Since I’ve been in L.A., I’ve tried to start learning about the bands with local roots down here and one name that kept popping up was Thee Midniters. I quickly learned why: they were the Chicano rock n’ roll band of the 1960s – not just locally in their hometown of East L.A. but nationally too, with hits like “Whittier Blvd.” and a version of Chris Kenner’s “Land of 1000 Dances.” Their exploits are well-chronicled in David Reyes and Tom Waldman’s history of Chicano rock, also entitled Land of 1000 Dances.
Silly me though…I’m so used to lowrider-type soul that I just assumed that an East L.A. band would be some suavecito tip but while the group certainly had their share of ballads, such as the mellow “That’s All”, they also had an impressive catalog built off of some beautifully rough, rollickin’ garage rock singles. I’m talking about some of the hardest sides I’ve heard in a while – fuzzed out, crunchy, but packing a wallop. Just listen to “Jump, Jive and Harmonize” and how vicious those opening guitar lines are from George Dominguez. Then you throw in George Salazar (or was it Danny Lamont?) attacking the drums while Little Willy G screams down the vocals.

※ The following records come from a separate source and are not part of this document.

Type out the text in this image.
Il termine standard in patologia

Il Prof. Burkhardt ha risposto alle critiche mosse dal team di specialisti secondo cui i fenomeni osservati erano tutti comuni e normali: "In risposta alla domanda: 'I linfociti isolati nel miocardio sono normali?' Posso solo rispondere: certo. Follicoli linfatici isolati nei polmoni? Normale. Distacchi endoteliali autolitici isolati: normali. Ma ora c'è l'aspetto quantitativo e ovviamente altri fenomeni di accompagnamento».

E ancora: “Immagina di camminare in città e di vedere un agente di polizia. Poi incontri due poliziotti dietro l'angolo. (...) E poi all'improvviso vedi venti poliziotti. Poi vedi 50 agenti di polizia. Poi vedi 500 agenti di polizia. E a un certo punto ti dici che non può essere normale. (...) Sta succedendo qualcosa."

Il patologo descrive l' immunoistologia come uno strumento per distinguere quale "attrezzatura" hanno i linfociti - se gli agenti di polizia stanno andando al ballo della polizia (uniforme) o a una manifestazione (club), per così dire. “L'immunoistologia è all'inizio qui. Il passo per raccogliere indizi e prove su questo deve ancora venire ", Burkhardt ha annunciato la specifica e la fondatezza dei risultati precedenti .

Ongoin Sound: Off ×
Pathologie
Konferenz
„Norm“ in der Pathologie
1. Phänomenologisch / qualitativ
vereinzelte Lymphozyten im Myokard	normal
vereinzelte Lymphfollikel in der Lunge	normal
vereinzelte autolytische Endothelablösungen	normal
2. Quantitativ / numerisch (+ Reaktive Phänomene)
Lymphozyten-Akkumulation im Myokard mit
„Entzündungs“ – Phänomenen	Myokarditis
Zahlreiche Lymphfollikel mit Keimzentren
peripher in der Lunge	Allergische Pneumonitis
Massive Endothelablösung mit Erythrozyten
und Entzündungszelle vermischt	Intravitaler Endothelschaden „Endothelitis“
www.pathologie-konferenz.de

If you dig that sound, the entire In the Midnite Hour disc collects those songs (no slow jams, just the ruff stuff) and what really impresses me isn’t just the energy of the singles but also how sophisticated many of the rhythm arrangements are. Especially with a song like “Hey Little Girl” (a previously unreleased single), I can hear all kinds of similarities to some of the ideas James Brown was working out on his songs like “Night Train.” These are just my initial impressions – I’ll have to dig deeper, maybe take myself to the aforementioned Whittier Blvd.